Knapp daneben: Durchs Leben mit Xamax

Nr. 8 –

«Malade hier, guéri aujourd’hui» – gestern krank, heute genesen. Das alte Wortspiel zum Stadion von Neuchâtel Xamax war selten passender als heute, in den Tagen nach der Einweihung der neuen Maladière. Ohne das Schmuckstück am See, war zu lesen, gäbe es den Klub heute nicht mehr. Nur die Aussicht auf ein neues Zuhause, auf eine attraktive Spielstätte mit allem Komfort der Neuzeit, hielt Xamax am Leben, liess Gelder fliessen und Investoren einsteigen. Nun herrscht Zuversicht: Präsident Sylvio Bernasconi unterbrach seine Skiferien, um Pascal Zuberbühler von West Bromwichs Tribüne ins Tor von Xamax zu holen. Auch Rainer Bieli, einst Torschützenkönig in Diensten von Xamax, ist zurück. Er traf schon im ersten Spiel, ins eigene Tor.

Xamax ist ein Verein mit einem klingenden Namen. Seine Europacup-Auftritte waren in meiner Kindheit das Aufregendste, was der Schweizer Fussball hergab. Ich erinnere mich, wie junge Männer aus meinem Dorf unter der Woche nach Neuenburg fuhren, um das Spiel gegen den grossen HSV zu sehen. Xamax mochten immer alle. Niemand neidete ihnen den Erfolg, weil Xamax mit seinem Erfolg nie protzte. Der Ire Don Givens, zu jener Zeit Abwehrchef auf der Maladière, verkörperte diese Eigenschaften wie kein zweiter. Ein Gentleman in Stollenschuhen.

Seit ein paar Jahren ist mir Xamax auch eine praktische Hilfe im Alltag. Ein Bekannter schenkte mir ein Serviertablett von 1977, das mit einer illustren Neuenburger Mannschaft bedruckt ist: Ilja Katic ist zu sehen, Michel Decastel, Guy Mathez und der junge Bidu Zaugg mit buschigem Schnauz. Und im Tor Christian Constatin. Wenn ich meinen Bekannten in seinem Laden besuche, holen wir uns gelegentlich zwei Tassen Kaffee in der Bar nebenan. Dabei macht sich das Xamax-Tablett sehr gut. «Finaliste Coupe de Ligue 1977» steht drauf und erinnert an längst vergessene Wettbewerbe.

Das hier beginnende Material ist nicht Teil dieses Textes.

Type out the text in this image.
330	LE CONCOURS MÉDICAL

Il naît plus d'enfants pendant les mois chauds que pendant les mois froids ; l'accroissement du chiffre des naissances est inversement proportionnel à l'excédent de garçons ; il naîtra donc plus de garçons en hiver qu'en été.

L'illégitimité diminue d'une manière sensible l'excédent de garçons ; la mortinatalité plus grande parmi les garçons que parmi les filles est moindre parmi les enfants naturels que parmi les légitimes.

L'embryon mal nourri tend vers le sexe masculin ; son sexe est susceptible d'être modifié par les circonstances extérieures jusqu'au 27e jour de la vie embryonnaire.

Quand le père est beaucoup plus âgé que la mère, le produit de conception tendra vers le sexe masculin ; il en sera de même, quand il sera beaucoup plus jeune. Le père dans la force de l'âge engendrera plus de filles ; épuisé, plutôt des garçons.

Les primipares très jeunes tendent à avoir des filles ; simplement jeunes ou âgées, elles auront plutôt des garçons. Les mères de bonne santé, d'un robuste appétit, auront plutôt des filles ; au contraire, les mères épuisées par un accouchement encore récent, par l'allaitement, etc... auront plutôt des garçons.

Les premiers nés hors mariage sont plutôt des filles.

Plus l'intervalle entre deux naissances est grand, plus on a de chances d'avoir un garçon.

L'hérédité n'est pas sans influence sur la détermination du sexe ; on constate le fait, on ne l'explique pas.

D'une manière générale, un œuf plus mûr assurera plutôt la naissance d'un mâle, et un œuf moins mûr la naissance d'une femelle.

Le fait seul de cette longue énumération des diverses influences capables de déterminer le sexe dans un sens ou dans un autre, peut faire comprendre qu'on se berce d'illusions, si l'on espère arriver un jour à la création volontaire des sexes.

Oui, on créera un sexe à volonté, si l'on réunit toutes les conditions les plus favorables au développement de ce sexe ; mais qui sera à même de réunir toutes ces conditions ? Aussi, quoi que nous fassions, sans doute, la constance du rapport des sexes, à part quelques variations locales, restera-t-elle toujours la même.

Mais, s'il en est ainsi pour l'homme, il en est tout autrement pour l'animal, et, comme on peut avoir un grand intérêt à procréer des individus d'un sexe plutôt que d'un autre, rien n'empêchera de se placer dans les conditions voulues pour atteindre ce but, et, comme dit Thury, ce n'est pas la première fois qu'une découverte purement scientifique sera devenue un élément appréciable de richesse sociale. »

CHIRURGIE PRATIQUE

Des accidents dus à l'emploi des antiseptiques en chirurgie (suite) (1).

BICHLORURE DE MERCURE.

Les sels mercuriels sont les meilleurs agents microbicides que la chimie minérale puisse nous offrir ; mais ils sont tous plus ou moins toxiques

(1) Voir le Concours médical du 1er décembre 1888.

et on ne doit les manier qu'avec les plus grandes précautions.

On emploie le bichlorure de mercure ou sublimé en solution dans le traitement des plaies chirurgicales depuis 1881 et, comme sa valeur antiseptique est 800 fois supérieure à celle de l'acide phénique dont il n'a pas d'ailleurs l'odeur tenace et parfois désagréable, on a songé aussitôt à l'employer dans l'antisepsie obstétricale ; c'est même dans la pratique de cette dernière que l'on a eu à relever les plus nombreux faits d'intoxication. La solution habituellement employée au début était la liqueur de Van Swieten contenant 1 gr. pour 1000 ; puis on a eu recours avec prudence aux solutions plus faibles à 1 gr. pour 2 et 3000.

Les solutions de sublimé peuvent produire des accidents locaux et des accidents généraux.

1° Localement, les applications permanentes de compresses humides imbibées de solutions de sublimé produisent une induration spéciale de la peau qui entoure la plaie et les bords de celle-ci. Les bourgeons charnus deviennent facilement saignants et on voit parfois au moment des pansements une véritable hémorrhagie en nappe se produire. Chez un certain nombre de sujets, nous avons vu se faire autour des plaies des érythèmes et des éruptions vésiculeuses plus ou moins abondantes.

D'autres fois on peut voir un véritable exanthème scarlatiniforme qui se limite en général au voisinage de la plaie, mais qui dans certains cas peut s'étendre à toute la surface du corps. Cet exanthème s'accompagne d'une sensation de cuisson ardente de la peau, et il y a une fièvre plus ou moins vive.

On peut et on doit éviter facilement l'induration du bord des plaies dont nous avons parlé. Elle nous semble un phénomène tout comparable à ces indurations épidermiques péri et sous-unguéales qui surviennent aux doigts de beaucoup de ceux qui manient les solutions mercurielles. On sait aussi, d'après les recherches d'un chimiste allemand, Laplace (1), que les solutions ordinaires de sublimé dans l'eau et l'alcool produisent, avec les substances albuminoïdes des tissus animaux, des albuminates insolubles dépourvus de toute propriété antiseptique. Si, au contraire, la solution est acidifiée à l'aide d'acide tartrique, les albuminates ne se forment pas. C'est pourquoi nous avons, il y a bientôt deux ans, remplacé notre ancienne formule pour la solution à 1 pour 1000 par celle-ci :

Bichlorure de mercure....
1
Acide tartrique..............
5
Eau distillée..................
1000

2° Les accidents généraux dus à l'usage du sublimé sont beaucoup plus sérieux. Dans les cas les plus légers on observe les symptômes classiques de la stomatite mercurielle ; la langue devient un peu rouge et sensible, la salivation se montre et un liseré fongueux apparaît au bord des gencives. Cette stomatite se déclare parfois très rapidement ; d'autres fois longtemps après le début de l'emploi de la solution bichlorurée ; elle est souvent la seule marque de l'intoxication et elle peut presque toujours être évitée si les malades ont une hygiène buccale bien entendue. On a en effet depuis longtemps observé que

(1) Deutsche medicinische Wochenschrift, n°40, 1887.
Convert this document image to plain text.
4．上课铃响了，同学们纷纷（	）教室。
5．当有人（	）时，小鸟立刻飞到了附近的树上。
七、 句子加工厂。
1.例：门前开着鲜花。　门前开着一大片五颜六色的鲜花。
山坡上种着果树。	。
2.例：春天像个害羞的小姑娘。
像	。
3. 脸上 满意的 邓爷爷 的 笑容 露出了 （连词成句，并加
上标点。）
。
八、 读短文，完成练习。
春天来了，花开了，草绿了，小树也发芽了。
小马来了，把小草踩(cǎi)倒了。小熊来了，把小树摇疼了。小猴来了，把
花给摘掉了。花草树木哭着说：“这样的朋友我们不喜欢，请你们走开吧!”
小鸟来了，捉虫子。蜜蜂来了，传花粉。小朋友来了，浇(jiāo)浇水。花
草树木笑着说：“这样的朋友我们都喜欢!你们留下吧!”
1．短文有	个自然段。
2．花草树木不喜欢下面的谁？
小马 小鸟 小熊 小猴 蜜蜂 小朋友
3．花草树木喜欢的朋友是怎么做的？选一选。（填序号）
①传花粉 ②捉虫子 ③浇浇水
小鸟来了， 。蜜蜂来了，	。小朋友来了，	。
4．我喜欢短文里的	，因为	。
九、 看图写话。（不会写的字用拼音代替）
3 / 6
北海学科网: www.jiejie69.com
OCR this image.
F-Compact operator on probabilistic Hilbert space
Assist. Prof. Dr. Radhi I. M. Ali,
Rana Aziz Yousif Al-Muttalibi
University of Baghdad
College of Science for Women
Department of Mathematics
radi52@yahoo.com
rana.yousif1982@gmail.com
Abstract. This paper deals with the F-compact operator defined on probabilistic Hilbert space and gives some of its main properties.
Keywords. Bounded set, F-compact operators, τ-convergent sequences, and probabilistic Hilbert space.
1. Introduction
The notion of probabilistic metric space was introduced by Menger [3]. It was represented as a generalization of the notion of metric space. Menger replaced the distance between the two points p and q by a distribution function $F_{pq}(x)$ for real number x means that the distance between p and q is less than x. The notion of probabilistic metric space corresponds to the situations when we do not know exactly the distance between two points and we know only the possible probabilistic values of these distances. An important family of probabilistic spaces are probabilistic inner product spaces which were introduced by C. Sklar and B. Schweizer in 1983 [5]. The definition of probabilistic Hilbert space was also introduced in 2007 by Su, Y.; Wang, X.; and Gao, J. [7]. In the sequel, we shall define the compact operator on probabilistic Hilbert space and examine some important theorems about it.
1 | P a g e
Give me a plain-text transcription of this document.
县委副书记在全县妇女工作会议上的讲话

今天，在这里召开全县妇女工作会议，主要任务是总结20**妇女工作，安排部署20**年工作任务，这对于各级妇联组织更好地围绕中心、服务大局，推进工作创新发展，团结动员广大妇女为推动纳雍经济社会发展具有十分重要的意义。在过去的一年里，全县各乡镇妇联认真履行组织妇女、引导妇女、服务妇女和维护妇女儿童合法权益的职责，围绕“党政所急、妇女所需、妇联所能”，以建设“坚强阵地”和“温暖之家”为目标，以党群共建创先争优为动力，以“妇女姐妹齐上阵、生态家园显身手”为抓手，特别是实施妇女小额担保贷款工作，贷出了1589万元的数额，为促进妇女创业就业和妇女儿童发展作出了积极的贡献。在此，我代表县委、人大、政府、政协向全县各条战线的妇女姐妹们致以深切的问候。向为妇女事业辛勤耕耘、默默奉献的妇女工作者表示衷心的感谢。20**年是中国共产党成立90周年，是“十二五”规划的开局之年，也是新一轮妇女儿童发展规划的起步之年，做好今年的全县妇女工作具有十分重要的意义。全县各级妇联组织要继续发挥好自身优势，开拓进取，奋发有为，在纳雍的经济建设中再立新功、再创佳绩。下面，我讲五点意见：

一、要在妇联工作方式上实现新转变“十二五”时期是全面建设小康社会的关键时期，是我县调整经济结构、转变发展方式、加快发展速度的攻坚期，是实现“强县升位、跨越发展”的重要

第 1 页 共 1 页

2002 weilte ich während der Expo ein paar Tage in Neuenburg. Am See war ein Riesenrad aufgebaut. Als es mich in die Höhe hievte, lag unter mir das alte Stadion in seiner ganzen Pracht. Ich erinnerte mich an die paar Spiele, die ich dort besucht habe und an die BewohnerInnen des Wohnblocks hinter der Heimkurve, die die Spiele vom Wohnzimmer aus verfolgten. Als mich die zweite Umdrehung nach oben brachte und ich den Blick fotografisch festhalten wollte, merkte ich, dass der Film voll war. Ich ging einen neuen kaufen, zahlte noch einmal acht Franken und bestieg das Riesenrad ein zweites Mal. Von einem der Fotos liess ich später eine Postkarte herstellen. Ich schickte Neuchâtel Xamax einen Stapel davon, was sie mit einem rührenden Brief verdankten.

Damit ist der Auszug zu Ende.